Ancak bu başarının getirdiği yeni bir gerçeklik vardır: Bu hastalar “iyileşmiş” değil “başarıyla tedavi edilmiş” bireylerdir. Onarılan bir kalp, hiçbir zaman tamamen normal bir kalp gibi olmaz. İlk ameliyatlar hayat kurtarıcıdır ancak genellikle ömür boyu sürecek bir yolculuğun sadece ilk adımıdır. Bu nedenle ömür boyu takip, bu yolculuğun en önemli parçasıdır.
Ömür boyu takip neden bu kadar önemli?
İkinci veya Üçüncü Ameliyat İhtiyacı: Zamanla, kullanılan yapay kapaklar, yamalar veya damarlar (kondüviler) eskiyebilir, daralabilir veya işlevini yitirebilir.
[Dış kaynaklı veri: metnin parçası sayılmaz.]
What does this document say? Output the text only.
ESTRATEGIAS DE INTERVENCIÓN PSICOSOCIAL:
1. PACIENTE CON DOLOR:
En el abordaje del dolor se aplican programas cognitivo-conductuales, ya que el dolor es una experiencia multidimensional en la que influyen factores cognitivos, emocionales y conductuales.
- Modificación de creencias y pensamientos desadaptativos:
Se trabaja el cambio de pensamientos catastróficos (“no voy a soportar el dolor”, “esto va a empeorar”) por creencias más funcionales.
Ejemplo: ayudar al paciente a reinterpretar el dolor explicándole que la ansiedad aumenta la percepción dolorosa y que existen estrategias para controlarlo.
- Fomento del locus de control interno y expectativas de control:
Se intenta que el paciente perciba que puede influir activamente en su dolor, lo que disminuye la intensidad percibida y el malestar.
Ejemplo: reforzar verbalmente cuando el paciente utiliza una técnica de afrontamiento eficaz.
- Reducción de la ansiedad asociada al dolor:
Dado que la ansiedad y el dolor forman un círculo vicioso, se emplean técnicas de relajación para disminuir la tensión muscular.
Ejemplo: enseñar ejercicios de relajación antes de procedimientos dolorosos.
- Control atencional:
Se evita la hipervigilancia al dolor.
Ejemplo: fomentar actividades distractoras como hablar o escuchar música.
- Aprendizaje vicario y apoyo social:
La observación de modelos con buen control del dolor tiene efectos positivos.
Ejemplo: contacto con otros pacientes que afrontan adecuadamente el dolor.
Örneğin Tetraloji di Fallot ameliyatı sonrası akciğer kapağında oluşan yetmezlik, yıllar sonra sağ karıncığı çok büyütürse, bu kapağın yenisiyle değiştirilmesi gerekir. Bu tür yeniden ameliyatların zamanlamasını doğru yapmak, kalp kasında kalıcı hasar oluşmadan müdahale etmek için düzenli takip şarttır.
Ritim Bozuklukları: Yıllar içinde, eski ameliyat izleri veya kalbin anormal yük altında çalışması nedeniyle ritim bozuklukları ortaya çıkabilir. Bunların erken teşhisi ve tedavisi (ilaç, ablasyon veya kalp pili ile) hayati önem taşır.
Kalp Yetmezliği Gelişimi: Kalp kasının pompalama gücü zamanla azalabilir. Düzenli kontrollerle bu durum erken saptanabilir ve kalp yetmezliği ilaçlarıyla hastanın yaşam kalitesi artırılabilir.
Diğer Organların Korunması: Özellikle karmaşık kalp hastalıklarında, anormal dolaşım zamanla karaciğer ve böbrek gibi diğer organları da etkileyebilir. Düzenli takip, bu organları da korumayı hedefler.
Bu hastaların takibi, sadece çocuk kardiyologları tarafından değil yetişkinliğe ulaştıklarında bu konuda özelleşmiş “Yetişkin Doğumsal Kalp Hastalıkları” (ACHD) merkezlerinde, cerrahlar, kardiyologlar ve diğer uzmanlardan oluşan bir ekip tarafından yapılmalıdır. Bu süreçte hastanın durumu ve yaşam kalitesi göz önünde bulundurularak, sosyal haklardan yararlanmak amacıyla doğuştan kalp hastalığı engelli raporu düzenlenmesi gibi konular da doktorları ile birlikte yönetilir. Unutmayın düzenli takip, uzun ve sağlıklı bir yaşamın anahtarıdır.